A casual examination of appellant's brief, we think, will satisfy this court that it is a labored effort on the part of appellant to make some sort of pretense for taking this appeal.

We can hardly believe that counsel for appellant are serious in some of their criticisms of the instructions given for appellee in this case. To illustrate: They say that the fourth instruction given for appellee was erroneous, as it instructed the jury that the burden of proof was on the defendant to show that the "additional policy" was issued with the knowledge and consent of the plaintiff, and that appellee accepted it afterwards or had knowledge of it afterwards. If this is not the law, we are at a loss to understand the decision of this court in the case of L. L. & G. Insurance Company v. Farnsworth Lumber Company, 72 Miss. 555. The court there holds that "The burden is on the insurer to establish a breach of warranty in a policy of insurance. There is no distinction in this respect between Life and Fire Insurance." 57 Miss. 308. Then any "affirmative defense" necessarily carries with it the burden of proof to establish that defense.

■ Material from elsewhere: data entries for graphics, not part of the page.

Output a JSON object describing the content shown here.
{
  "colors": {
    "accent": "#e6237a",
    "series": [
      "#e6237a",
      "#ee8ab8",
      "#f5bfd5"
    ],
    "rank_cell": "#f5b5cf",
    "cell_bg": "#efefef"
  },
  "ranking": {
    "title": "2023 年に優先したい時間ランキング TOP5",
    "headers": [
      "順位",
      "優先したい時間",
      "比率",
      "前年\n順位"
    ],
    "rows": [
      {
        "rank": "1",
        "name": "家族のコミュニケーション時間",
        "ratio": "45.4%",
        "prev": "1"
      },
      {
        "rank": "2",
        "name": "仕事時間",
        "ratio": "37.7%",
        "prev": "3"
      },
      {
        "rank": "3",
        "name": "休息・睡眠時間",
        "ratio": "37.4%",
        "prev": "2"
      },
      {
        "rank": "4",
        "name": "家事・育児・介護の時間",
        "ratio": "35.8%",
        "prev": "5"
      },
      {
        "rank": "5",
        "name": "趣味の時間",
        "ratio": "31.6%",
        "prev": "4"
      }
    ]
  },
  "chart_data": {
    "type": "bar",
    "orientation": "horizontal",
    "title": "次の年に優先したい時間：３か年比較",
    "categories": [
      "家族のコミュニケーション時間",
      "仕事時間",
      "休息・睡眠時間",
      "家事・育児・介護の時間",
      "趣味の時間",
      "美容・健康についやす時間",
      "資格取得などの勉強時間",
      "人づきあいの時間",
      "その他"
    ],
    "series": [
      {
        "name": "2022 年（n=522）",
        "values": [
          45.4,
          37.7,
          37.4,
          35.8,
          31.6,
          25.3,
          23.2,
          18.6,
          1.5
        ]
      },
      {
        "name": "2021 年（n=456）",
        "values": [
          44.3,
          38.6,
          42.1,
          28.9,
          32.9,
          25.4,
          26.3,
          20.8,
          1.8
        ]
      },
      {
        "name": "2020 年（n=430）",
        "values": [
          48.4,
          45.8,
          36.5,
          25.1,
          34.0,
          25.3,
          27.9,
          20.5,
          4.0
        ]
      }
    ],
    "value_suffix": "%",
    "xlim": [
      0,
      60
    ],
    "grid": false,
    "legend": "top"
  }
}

We call the court's attention, however, to the fourth instruction given for appellant, the defendant, which is not the law--never was the law, and never will be the law--and nobody knows it better than appellant, to wit:

"The jury is further instructed that unless you believe that a preponderance of the evidence does show that plaintiff never authorized the issuance of the said policy in the Philadelphia Underwriters Company--never had notice of its existence, and never deposited it for safe keeping with a third party, you will find for the plaintiff."